In de verordening is in het tweede lid van dit artikel bepaald dat altijd inspraak wordt verleend wanneer een wettelijk voorschrift daartoe verplicht. Er is van afgezien om deze wettelijke verplichtingen in de tekst zelf op te nemen. Dit is niet praktisch, omdat bij nieuwe wettelijke voorschriften de verordening telkens moet worden aangepast en een opsomming bovendien de verordening niet overzichtelijker maakt. Dit past ook in het streven van de wetgever naar deregulering.
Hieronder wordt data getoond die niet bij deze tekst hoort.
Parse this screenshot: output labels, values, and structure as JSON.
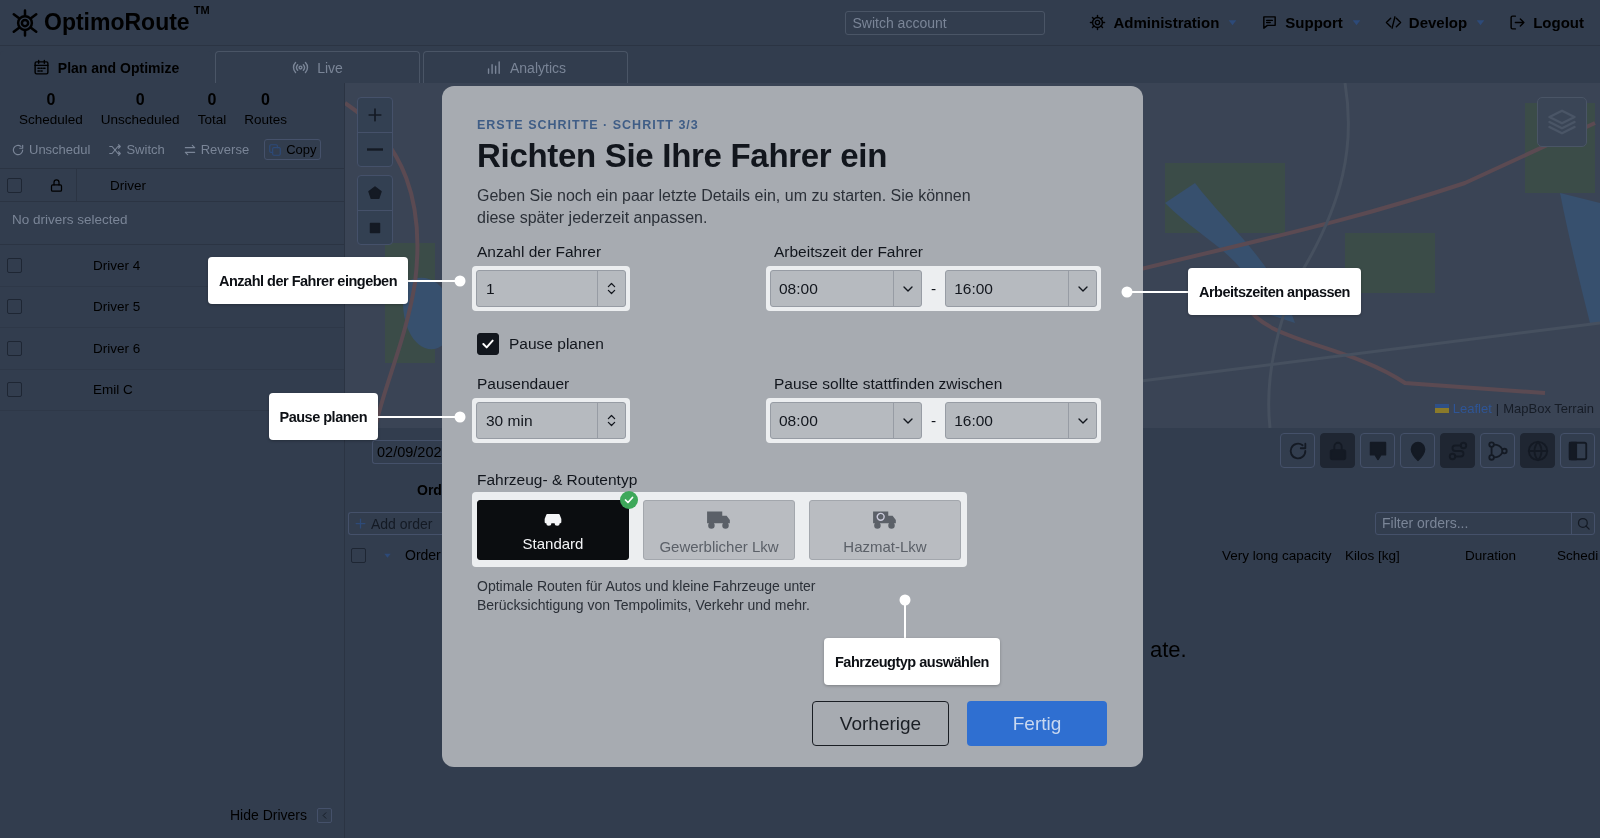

Een wettelijke inspraakplicht is er nu in elk geval voor:

In het derde lid zijn de gevallen opgenomen waarin geen inspraak wordt verleend.

Artikel 3 Subject van inspraak

De omschrijving van inspraakgerechtigden vloeit rechtstreeks voort uit de, gewijzigde, tekst van artikel 150 Gemeentewet. In de Wet uniforme openbare voorbereidingsprocedure Algemene wet bestuursrecht zijn de woorden ‘in de gemeente een belang hebbende natuurlijke en rechtspersonen’ vervangen door: belanghebbenden. Het begrip belanghebbende is in artikel 1:2 Awb gedefinieerd.

Artikel 4 Inspraakprocedure

In de verordening is afdeling 3.4 Awb van toepassing verklaard.

Artikel 4, lid 2, geeft het bestuursorgaan ruimte om een andere procedure te volgen. Het bestuursorgaan is immers verantwoordelijk voor de uitvoering, de nadere regeling en organisatie van de inspraak. Ter uniformering en deregulering is in het eerste lid afdeling 3.4 Awb van toepassing verklaard op de inspraak. In artikel 3:11 t/m 3:17 Awb is de inspraakprocedure te vinden. (Zie bijlage 1).

Artikel 5 Slotbepaling

Dit artikel behoeft geen toelichting.